Luhring, Augustine & Hodes

 

There's something soothing about Jon Kessler's ingenious motorized and illuminated assemblages. The placid rhythm of moving parts and the slow throb of light emanate a hypnotic aura of relaxation. Despite the cool technology, they are oddly warm machines.

They are not what you might expect. Thinking of absurdist machinery and kitsch assemblage, we might look back to artists like Duchamp and Tinguely or more recently Haim Steinbach‑artists who want to agitate viewers, to force a confrontation with the insidious mechanisms of modern life, But Kessler is more like Joseph Cornell. He is a connoisseur of kitsch and a deftly exacting craftsman; his found elements add up to something other than an intensification of trashiness. His works don't rub our noses in contemporary senselessness. They project a mood of nostalgic reverie and gentle humor, transforming pieces of junk beyond familiarity into dreamy symbols. It's a mood not of distressing fragmentation but of mystical coherence.

In No Radio, there is a revolving stainless steel contraption, a circular framework holding trays. After a moment, recognition dawns‑it's a restaurant condiment server. But the illusion of a miniature ferns wheel persists, and we respond to the saving grace of poetic metaphor, not to the insulting erosion of spirit by crass materialism.

Kessler's sculpture is modernist in that it doesn't hide any of its inner workings. Motors, pulleys, belts, chains, gears, screws, fixtures, etc. are all available for inspection. But the display of moving parts is also anti‑modernistically entertaining‑like a view into a Victorian music box, The entertainment motive was more explicit in Kessler's past work, however, which hinted at actual narrative, even creating elaborate little movielike spectacles, in this show, all but one of six pieces emphasized more sparely formal qualities of light and structure. Nevertheless, the story‑telling content, although streamlined and condensed into a more laconic iconography, is not jettisoned in the new work.

With Under Venice, for instance, we look through an orderly arrangement of variously translucent glass panels to a photographic image of tropical fish underwater, The complex layering of moving and illuminated lenses hints at a scientifically optical experience, yet there is also the evocative romance of submarine investigation, a looking into watery depths that is spiritual as well as empirical.

The one problematic piece in the show, for me, was the environmental installation Taiwan, a work that surrounded the viewer with a complex accumulation of reproduction Chinese furniture and other decorative‑arts items, as well as plywood and Styrofoam packing materials. There were innumerable intricately crafted details and wonderfully poetic juxtapositions of material and image—a gently seesawing full‑length mural, a bronze cow with a bobbing head, a small music box tinkling an Oriental tune next to an acupuncturist's model ear‑but there seemed a rather overbearing quality of forced ambition in its epic‑scale effort to allegorically embrace a whole Chinese cosmos.

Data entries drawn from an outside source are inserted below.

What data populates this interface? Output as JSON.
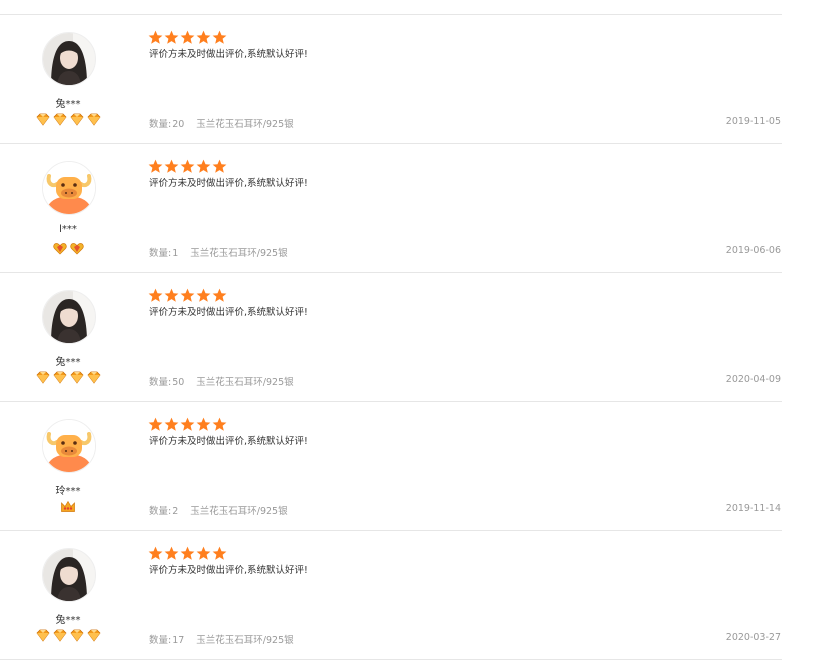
{
  "reviews": [
    {
      "avatar": "photo",
      "username": "兔***",
      "badge_count": 4,
      "badge_type": "diamond",
      "rating": 5,
      "text": "评价方未及时做出评价,系统默认好评!",
      "qty_label": "数量:",
      "qty": "20",
      "product": "玉兰花玉石耳环/925银",
      "date": "2019-11-05"
    },
    {
      "avatar": "cow",
      "username": "l***",
      "badge_count": 2,
      "badge_type": "heart",
      "rating": 5,
      "text": "评价方未及时做出评价,系统默认好评!",
      "qty_label": "数量:",
      "qty": "1",
      "product": "玉兰花玉石耳环/925银",
      "date": "2019-06-06"
    },
    {
      "avatar": "photo",
      "username": "兔***",
      "badge_count": 4,
      "badge_type": "diamond",
      "rating": 5,
      "text": "评价方未及时做出评价,系统默认好评!",
      "qty_label": "数量:",
      "qty": "50",
      "product": "玉兰花玉石耳环/925银",
      "date": "2020-04-09"
    },
    {
      "avatar": "cow",
      "username": "玲***",
      "badge_count": 1,
      "badge_type": "crown",
      "rating": 5,
      "text": "评价方未及时做出评价,系统默认好评!",
      "qty_label": "数量:",
      "qty": "2",
      "product": "玉兰花玉石耳环/925银",
      "date": "2019-11-14"
    },
    {
      "avatar": "photo",
      "username": "兔***",
      "badge_count": 4,
      "badge_type": "diamond",
      "rating": 5,
      "text": "评价方未及时做出评价,系统默认好评!",
      "qty_label": "数量:",
      "qty": "17",
      "product": "玉兰花玉石耳环/925银",
      "date": "2020-03-27"
    }
  ],
  "colors": {
    "star": "#ff7f1e",
    "divider": "#e6e6e6",
    "text": "#333333",
    "meta": "#999999",
    "badge_diamond": "#f29a1a",
    "badge_heart": "#f2b32a",
    "badge_crown": "#f5a623",
    "cow_face": "#ff8a4c"
  }
}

At his best, Kessler's seems more a lyrical temperament, as in Suit of Light, Here, a man's wool suit jacket is draped over a clear glass cylinder within which a bare light bulb pulses off and on. Behind the glass, there's an old photograph of a convention of cloakmakers. The individual, the collective, the luminous soul—article of clothing, photograph, light bulb: here is a tantalizing, enigmatic, transcendental conjunction of material, image and symbol.       ‑Ken Johnson

 

 

Illustration: Under Venice, 1987, mixed mediums, 84 by 121 by 32 inches.